Encourage emotional awareness
Children have an easier time coping with their own emotions when they are encouraged to observe and identify them, as opposed to trying to push them away or hide them. This often requires the help and support of a caring adult to label feelings and normalize their reactions.
Teach breathing exercises
Breathing exercises can help to reduce the physiological aspects of anxiety by helping to reduce heart rate and blood pressure. Children and adolescents can easily implement these exercises when they’re feeling stressed. This is very effective for adults as well.
- Breathe in through the nose for a count of 4 seconds.
- Hold the breath for a count of 7 seconds.
- Exhale through the mouth for the count of 8 seconds.
- Repeat the cycle 4-8 times as needed.
Embrace enjoyable activities
Sometimes a little distraction can go a long way to reduce anxiety or stress. Caregivers can help children by identifying activities that they might enjoy, whether it’s going for a walk, watching a favorite tv show, or calling a friend or family member.
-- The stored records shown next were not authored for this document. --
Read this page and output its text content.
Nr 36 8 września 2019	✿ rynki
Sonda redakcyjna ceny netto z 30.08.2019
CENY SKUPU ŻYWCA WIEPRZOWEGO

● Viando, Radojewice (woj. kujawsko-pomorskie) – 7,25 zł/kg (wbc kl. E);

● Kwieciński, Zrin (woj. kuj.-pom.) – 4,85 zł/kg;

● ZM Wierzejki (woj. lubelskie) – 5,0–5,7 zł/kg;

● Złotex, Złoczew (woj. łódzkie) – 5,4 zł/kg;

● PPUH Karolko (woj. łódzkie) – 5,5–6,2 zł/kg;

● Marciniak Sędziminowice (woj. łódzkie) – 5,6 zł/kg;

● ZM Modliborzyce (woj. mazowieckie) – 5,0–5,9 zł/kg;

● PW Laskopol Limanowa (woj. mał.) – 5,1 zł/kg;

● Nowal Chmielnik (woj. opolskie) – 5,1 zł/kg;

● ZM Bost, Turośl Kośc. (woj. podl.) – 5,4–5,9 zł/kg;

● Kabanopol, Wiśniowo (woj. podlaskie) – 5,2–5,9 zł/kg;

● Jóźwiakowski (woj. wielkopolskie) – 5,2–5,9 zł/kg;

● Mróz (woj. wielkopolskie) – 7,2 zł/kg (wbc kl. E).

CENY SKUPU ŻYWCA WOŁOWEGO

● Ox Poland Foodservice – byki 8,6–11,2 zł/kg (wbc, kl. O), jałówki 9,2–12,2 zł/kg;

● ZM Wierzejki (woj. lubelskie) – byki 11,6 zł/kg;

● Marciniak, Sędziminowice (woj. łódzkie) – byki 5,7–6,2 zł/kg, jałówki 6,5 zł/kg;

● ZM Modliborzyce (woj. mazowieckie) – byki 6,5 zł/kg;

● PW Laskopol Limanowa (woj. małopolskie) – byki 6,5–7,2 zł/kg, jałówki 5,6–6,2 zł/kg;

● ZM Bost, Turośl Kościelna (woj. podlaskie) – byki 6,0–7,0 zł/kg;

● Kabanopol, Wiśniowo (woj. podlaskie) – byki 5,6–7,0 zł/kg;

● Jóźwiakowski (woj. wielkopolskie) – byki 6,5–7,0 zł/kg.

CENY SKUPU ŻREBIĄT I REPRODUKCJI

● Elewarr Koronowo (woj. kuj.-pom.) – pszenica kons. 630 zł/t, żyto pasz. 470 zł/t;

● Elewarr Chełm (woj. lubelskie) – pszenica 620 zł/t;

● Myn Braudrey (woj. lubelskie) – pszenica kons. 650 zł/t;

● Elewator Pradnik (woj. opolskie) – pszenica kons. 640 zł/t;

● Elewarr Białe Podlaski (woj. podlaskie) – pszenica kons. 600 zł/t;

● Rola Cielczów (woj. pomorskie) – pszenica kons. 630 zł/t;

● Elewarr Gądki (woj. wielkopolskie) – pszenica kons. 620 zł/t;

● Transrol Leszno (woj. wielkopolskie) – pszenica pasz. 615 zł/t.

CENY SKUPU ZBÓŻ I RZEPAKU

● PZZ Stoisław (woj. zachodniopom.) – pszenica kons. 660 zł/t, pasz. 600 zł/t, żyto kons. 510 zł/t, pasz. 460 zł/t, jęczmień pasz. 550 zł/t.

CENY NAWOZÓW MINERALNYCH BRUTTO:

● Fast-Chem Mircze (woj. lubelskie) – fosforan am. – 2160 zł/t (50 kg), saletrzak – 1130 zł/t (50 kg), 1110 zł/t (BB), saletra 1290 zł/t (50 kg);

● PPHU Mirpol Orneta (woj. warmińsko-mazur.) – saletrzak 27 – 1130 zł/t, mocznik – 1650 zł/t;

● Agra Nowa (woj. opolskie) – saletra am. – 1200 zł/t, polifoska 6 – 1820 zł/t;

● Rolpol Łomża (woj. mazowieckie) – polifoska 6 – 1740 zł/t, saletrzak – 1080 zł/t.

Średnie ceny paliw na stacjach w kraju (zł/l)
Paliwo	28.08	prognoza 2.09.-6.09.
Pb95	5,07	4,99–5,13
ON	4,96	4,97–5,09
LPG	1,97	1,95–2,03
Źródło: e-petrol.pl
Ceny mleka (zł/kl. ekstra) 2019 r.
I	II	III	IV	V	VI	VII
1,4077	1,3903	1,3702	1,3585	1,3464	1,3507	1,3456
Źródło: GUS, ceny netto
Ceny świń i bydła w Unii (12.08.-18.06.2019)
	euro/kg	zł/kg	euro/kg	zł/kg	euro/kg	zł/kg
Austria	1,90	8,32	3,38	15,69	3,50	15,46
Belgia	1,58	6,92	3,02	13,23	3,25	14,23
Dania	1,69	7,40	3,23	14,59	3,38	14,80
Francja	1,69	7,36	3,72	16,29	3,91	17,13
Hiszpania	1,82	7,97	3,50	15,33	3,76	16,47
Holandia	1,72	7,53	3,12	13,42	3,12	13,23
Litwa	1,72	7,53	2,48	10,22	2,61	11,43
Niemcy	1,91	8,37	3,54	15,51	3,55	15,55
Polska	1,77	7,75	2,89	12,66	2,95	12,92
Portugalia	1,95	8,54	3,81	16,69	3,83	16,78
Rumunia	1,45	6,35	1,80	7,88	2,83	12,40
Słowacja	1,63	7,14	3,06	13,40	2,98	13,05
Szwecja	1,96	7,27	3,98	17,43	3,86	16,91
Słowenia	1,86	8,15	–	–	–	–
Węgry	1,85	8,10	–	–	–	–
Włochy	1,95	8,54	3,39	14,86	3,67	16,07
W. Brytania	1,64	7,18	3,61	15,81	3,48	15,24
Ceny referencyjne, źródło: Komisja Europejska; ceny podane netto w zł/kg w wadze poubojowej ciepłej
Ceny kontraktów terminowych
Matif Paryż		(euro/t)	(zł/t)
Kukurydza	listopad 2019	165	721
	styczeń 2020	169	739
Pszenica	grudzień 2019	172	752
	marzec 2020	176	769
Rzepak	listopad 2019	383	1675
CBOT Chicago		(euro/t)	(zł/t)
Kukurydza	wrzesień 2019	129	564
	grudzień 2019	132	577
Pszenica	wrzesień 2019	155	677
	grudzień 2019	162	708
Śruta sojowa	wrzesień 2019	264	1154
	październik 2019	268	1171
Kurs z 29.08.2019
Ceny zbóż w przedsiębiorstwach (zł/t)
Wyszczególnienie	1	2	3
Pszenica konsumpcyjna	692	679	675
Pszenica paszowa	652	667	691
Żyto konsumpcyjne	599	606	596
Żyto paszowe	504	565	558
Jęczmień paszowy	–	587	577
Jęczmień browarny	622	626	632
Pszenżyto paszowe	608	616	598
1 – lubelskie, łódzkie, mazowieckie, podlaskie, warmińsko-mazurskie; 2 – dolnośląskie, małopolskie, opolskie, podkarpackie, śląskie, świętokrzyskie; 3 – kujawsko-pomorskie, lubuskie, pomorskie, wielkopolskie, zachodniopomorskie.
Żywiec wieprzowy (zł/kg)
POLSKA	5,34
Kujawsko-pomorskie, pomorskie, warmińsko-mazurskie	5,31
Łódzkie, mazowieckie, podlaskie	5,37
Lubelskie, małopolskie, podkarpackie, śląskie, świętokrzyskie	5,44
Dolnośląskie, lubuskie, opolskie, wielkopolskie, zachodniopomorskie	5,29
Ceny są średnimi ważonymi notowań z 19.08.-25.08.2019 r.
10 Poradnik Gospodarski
Addressing sadness or depressive symptoms
- Shift focus to a better future: Help children recognize that the pandemic is temporary and it will eventually come to an end.
- Emphasize gratitude: Introduce the idea of practicing gratitude by helping children write in a journal or on paper three things that they’re grateful for each day. This can also become an end-of-day activity that the whole family participates in together.
- Find a support network: For adolescents who may be less comfortable confiding in their parents, help them to identify at least one person who they can check in with each day. It may be someone who can be a listening ear and offer comfort or support.